CERN heeft plannen onthuld voor een nieuwe, gigantische cirkelvormige deeltjesversneller. Volgens de Duitse natuurkundige Sabine Hossenfelder heeft deze versneller echter onvoldoende potentieel om zijn enorme prijskaartje te rechtvaardigen.
Fysica-instituut CERN in Genève staat bekend als thuisbasis van ’s werelds grootste deeltjesversneller, de Large Hadron Collider (LHC). Vorige week onthulde CERN een ontwerp voor een nog groter apparaat: de Future Circular Collider (FCC).

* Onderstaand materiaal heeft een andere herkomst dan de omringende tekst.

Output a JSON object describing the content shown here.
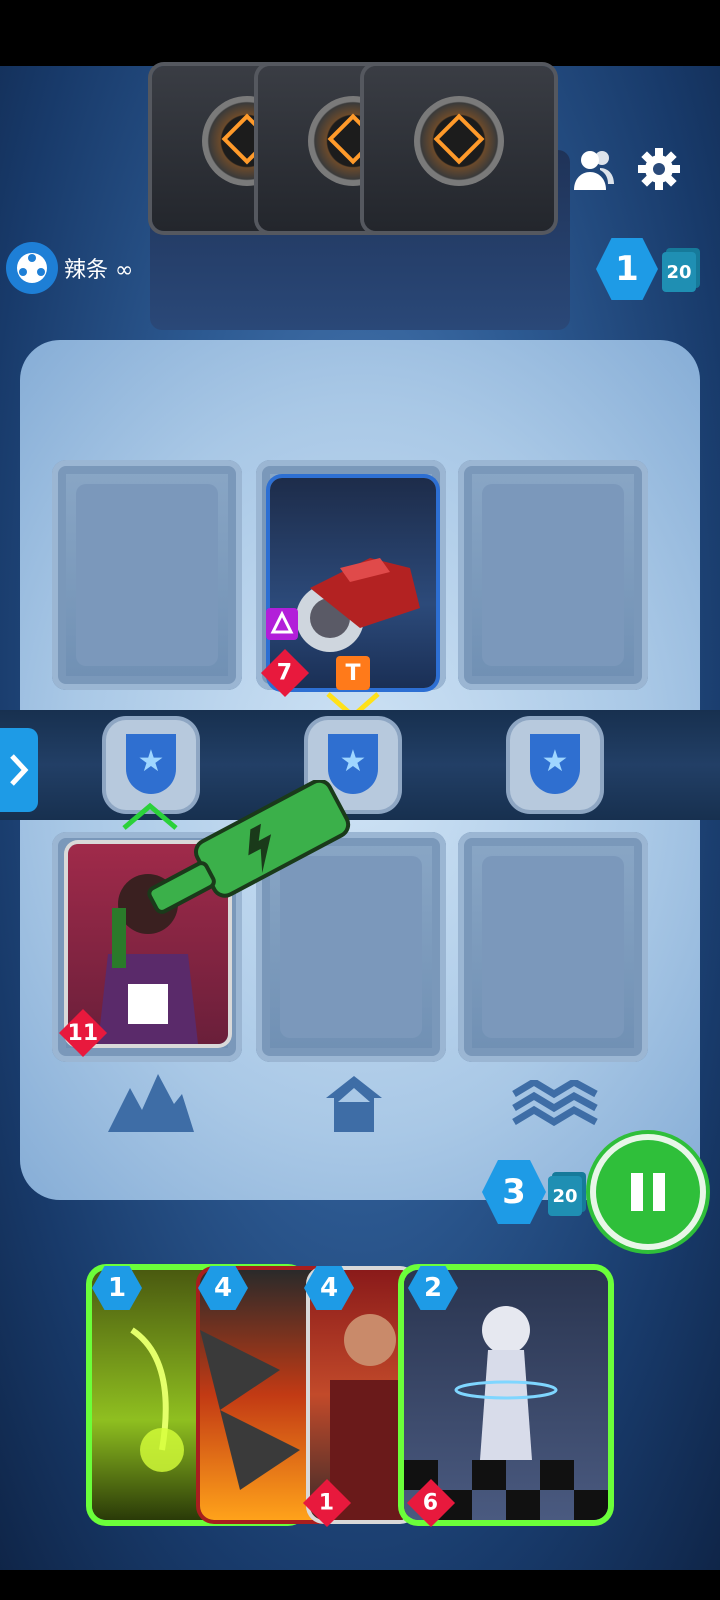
{
  "player": {
    "name": "辣条 ∞"
  },
  "opponent_energy": {
    "value": "1",
    "deck_count": "20"
  },
  "player_energy": {
    "value": "3",
    "deck_count": "20"
  },
  "board": {
    "opponent_card": {
      "cost_badge": "",
      "power": "7",
      "tag": "T"
    },
    "player_card": {
      "power": "11"
    }
  },
  "hand": [
    {
      "cost": "1"
    },
    {
      "cost": "4"
    },
    {
      "cost": "4",
      "power": "1"
    },
    {
      "cost": "2",
      "power": "6"
    }
  ],
  "colors": {
    "accent_green": "#2fbf3a",
    "energy_blue": "#1e9be6",
    "power_red": "#e8193d",
    "tag_orange": "#ff7a1a"
  },
  "icons": {
    "settings": "gear-icon",
    "friends": "friends-icon",
    "undo": "undo-icon",
    "end_turn": "pause-icon",
    "lane_expand": "chevron-right-icon"
  }
}
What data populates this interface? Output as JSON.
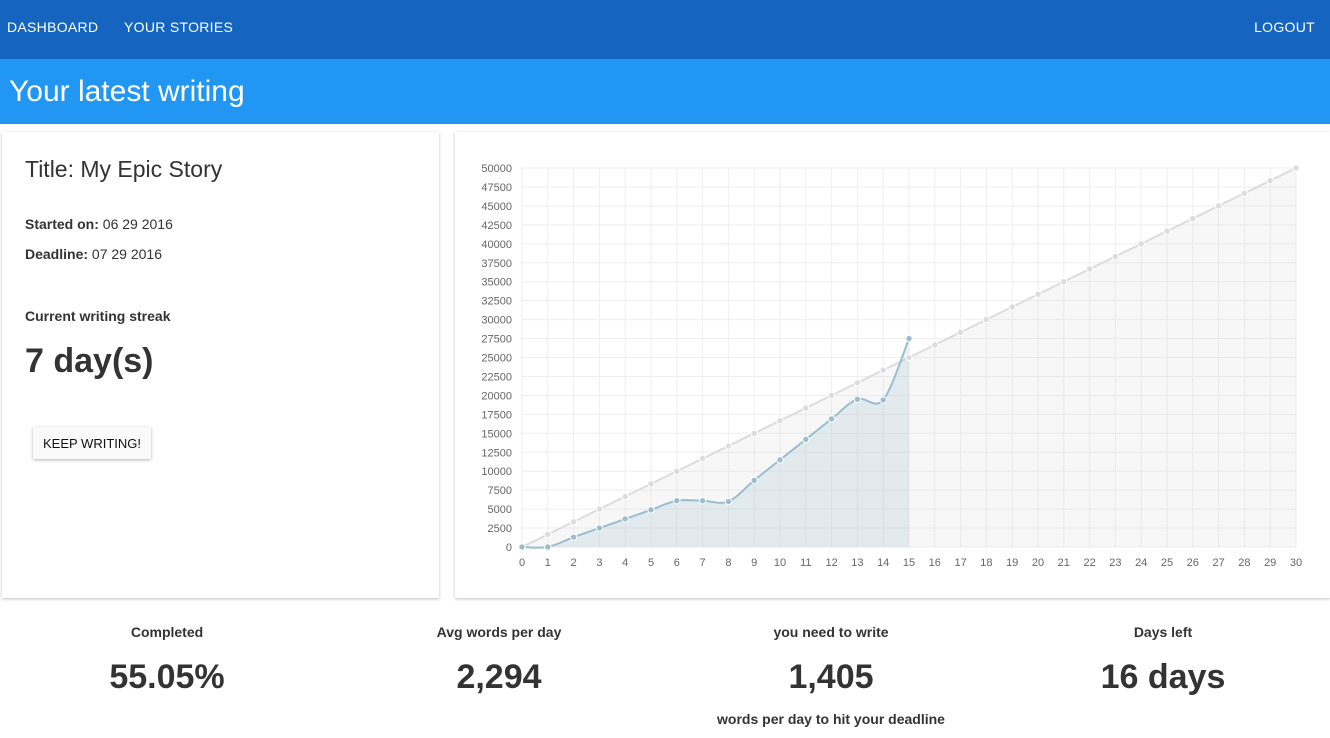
{
  "nav": {
    "dashboard": "DASHBOARD",
    "stories": "YOUR STORIES",
    "logout": "LOGOUT"
  },
  "header": {
    "title": "Your latest writing"
  },
  "story": {
    "title": "Title: My Epic Story",
    "started_label": "Started on:",
    "started_value": "06 29 2016",
    "deadline_label": "Deadline:",
    "deadline_value": "07 29 2016",
    "streak_label": "Current writing streak",
    "streak_value": "7 day(s)",
    "keep_button": "KEEP WRITING!"
  },
  "colors": {
    "nav": "#1565c0",
    "subheader": "#2196f3",
    "actual": "#9bbdd0",
    "target": "#dcdcdc"
  },
  "chart_data": {
    "type": "line",
    "x": [
      0,
      1,
      2,
      3,
      4,
      5,
      6,
      7,
      8,
      9,
      10,
      11,
      12,
      13,
      14,
      15,
      16,
      17,
      18,
      19,
      20,
      21,
      22,
      23,
      24,
      25,
      26,
      27,
      28,
      29,
      30
    ],
    "xlim": [
      0,
      30
    ],
    "ylim": [
      0,
      50000
    ],
    "yticks": [
      0,
      2500,
      5000,
      7500,
      10000,
      12500,
      15000,
      17500,
      20000,
      22500,
      25000,
      27500,
      30000,
      32500,
      35000,
      37500,
      40000,
      42500,
      45000,
      47500,
      50000
    ],
    "grid": true,
    "series": [
      {
        "values": [
          0,
          1667,
          3333,
          5000,
          6667,
          8333,
          10000,
          11667,
          13333,
          15000,
          16667,
          18333,
          20000,
          21667,
          23333,
          25000,
          26667,
          28333,
          30000,
          31667,
          33333,
          35000,
          36667,
          38333,
          40000,
          41667,
          43333,
          45000,
          46667,
          48333,
          50000
        ]
      },
      {
        "values": [
          0,
          0,
          1300,
          2500,
          3700,
          4900,
          6100,
          6100,
          6000,
          8800,
          11500,
          14200,
          16900,
          19500,
          19400,
          27500
        ]
      }
    ]
  },
  "stats": [
    {
      "label": "Completed",
      "value": "55.05%",
      "sub": ""
    },
    {
      "label": "Avg words per day",
      "value": "2,294",
      "sub": ""
    },
    {
      "label": "you need to write",
      "value": "1,405",
      "sub": "words per day to hit your deadline"
    },
    {
      "label": "Days left",
      "value": "16 days",
      "sub": ""
    }
  ]
}
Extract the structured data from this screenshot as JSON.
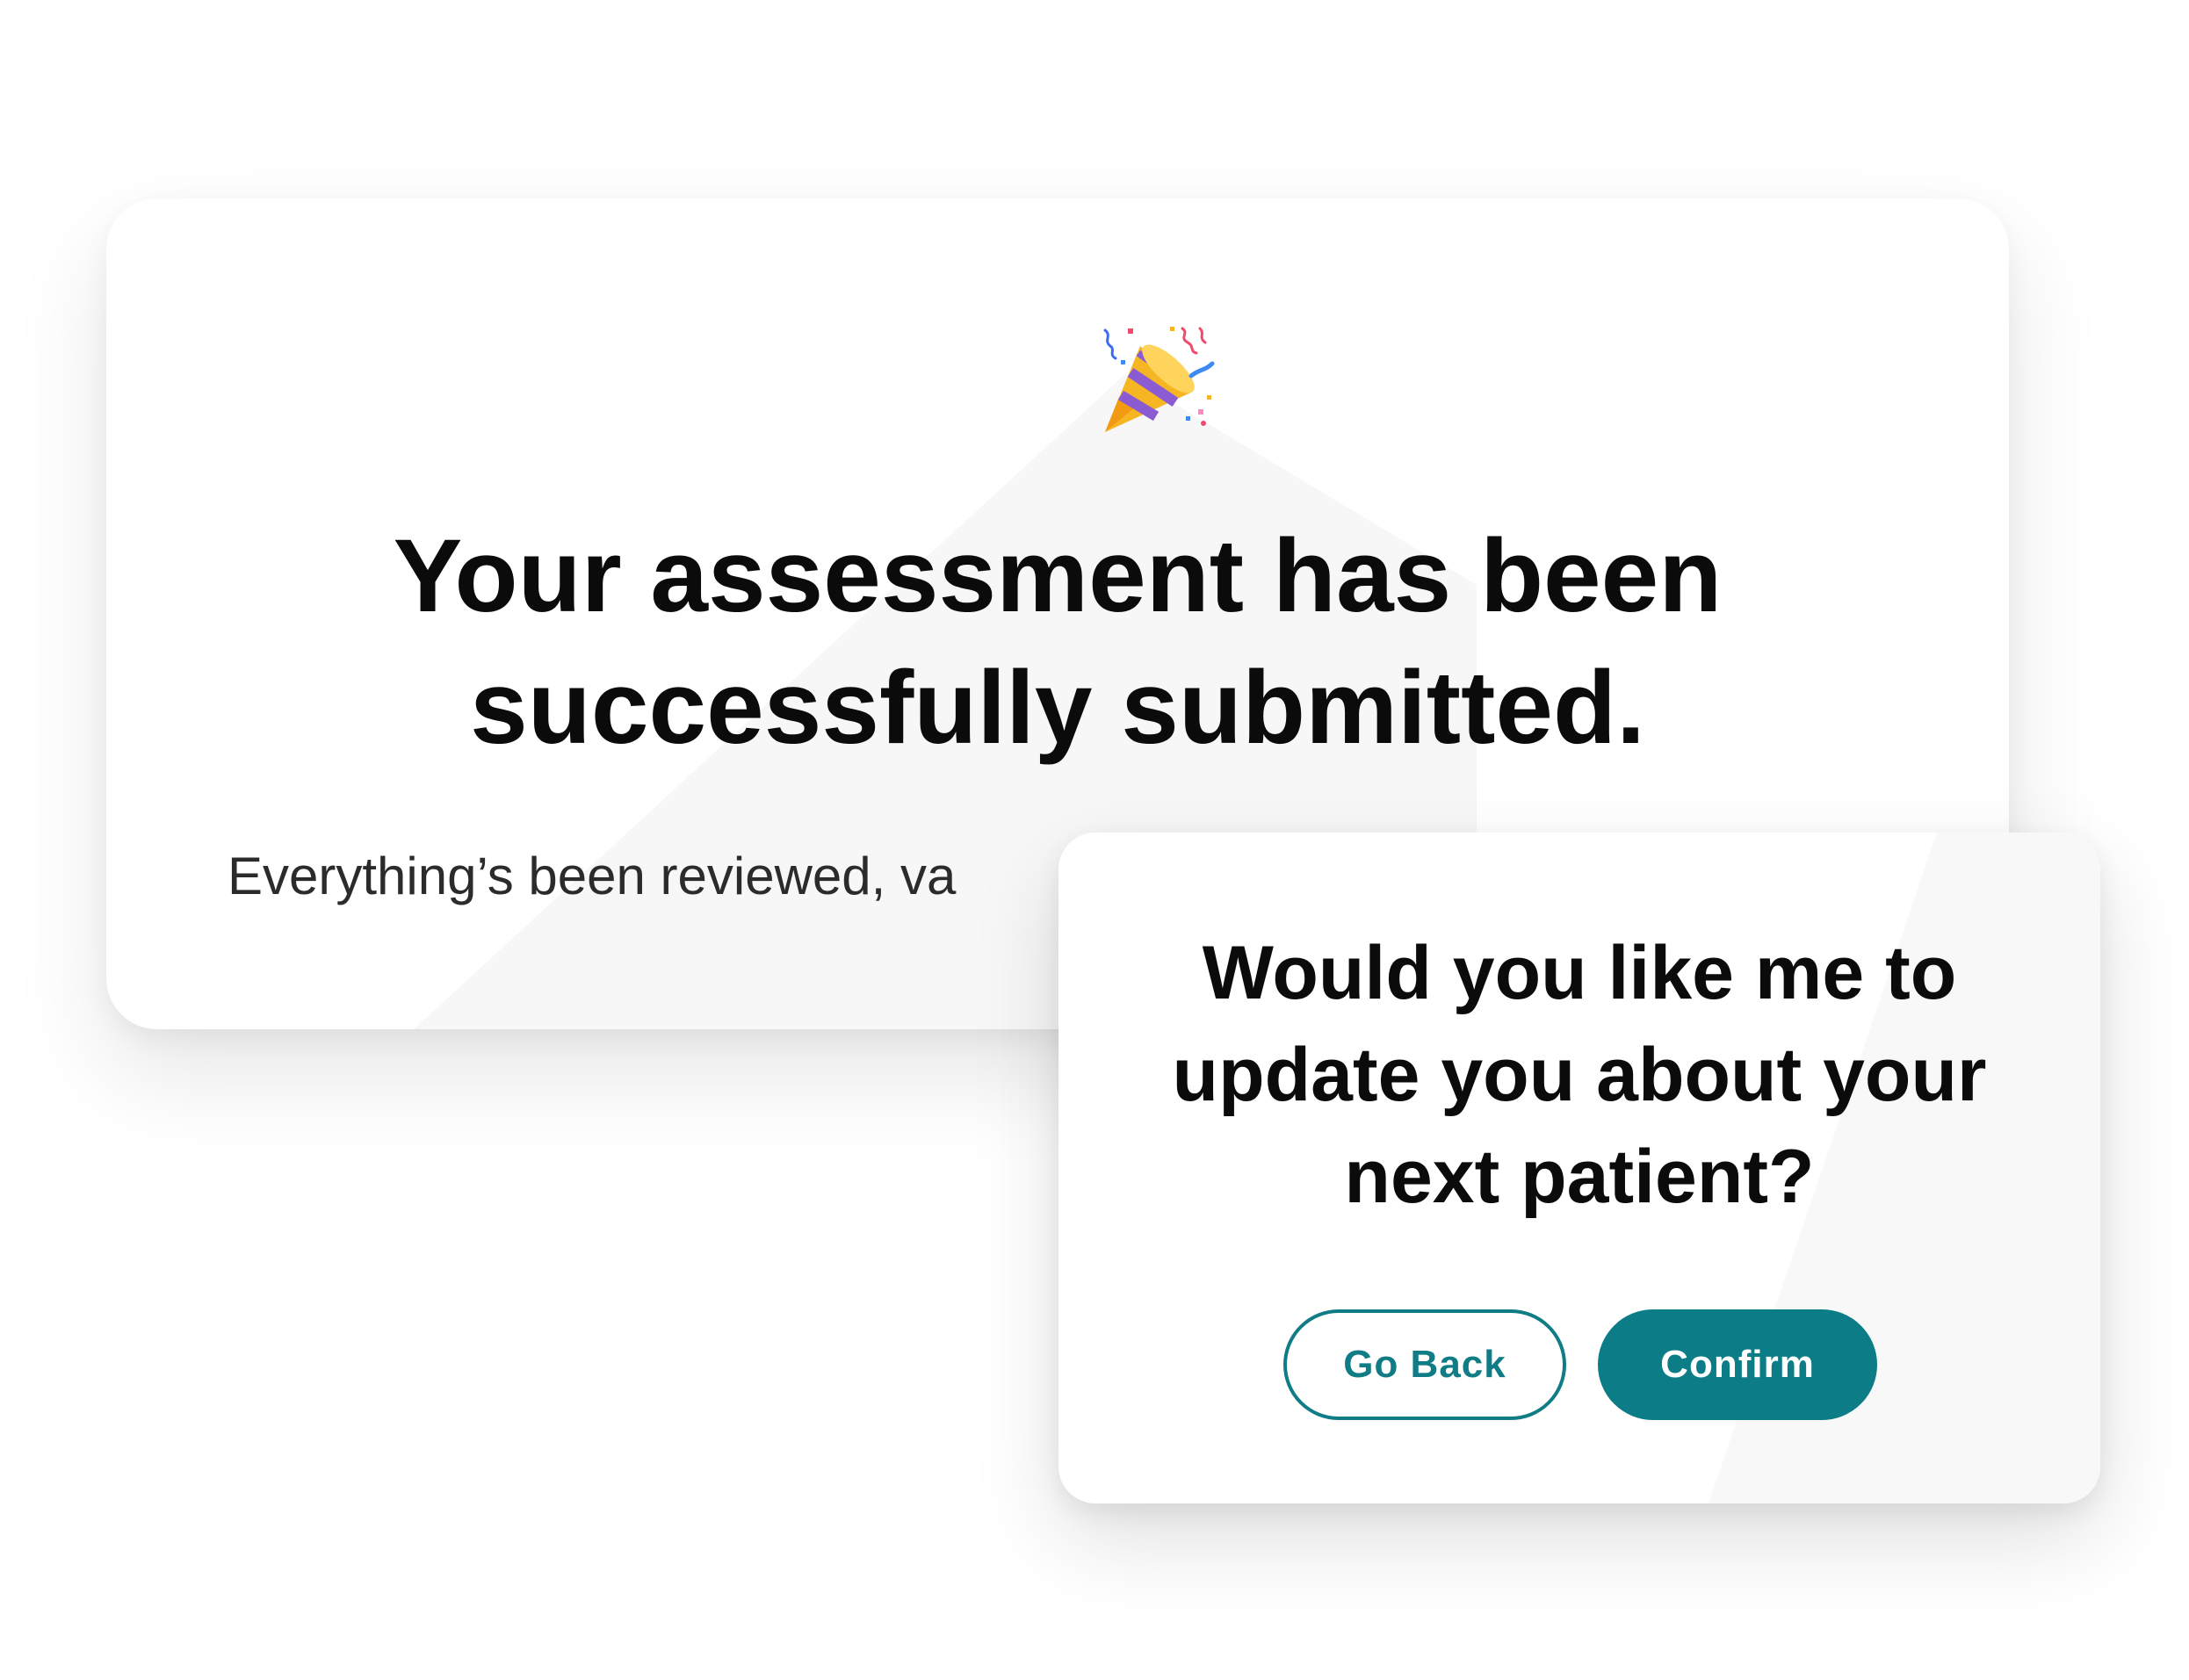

De komende twee jaar zullen deeltjesfysici dit ontwerp vergelijken met andere toekomstplannen. Een rechtlijnige versneller behoort bijvoorbeeld ook tot de mogelijkheden. Uiteindelijk zal de CERN Council beslissen welk plan wordt uitgevoerd.
Zullen we ooit zelf een optimaal microbioom kunnen ontwerpen?
Je microbioom optimaliseren is zo eenvoudig nog niet.
De minst dure versie van de FCC kost zo’n negen miljard euro. In de meest grootse visie loopt de prijs op tot een ontzagwekkende 21 miljard euro.
In een honderd kilometer lange ringvormige tunnel zouden deeltjes op elkaar worden geknald met een hoeveelheid energie die de botsingen in de LHC tot zachte tikjes degradeert. Dat idee heeft voor een hoop opwinding gezorgd. Het probleem is alleen: het is het geld niet waard.
Geen nieuwe ontdekkingen
Het is niet onmogelijk dat we met zo’n versneller nieuwe subatomaire deeltjes zullen vinden, net zoals we met de LHC het higgsdeeltje hebben opgespoord. Maar we hebben geen goede redenen om te denken dat dit zal gebeuren. Volgens de betrouwbaarste voorspellingen vereist een nieuwe ontdekking botsingsenergieën die 14 orden van grootte hoger liggen dan wat de FCC kan bereiken.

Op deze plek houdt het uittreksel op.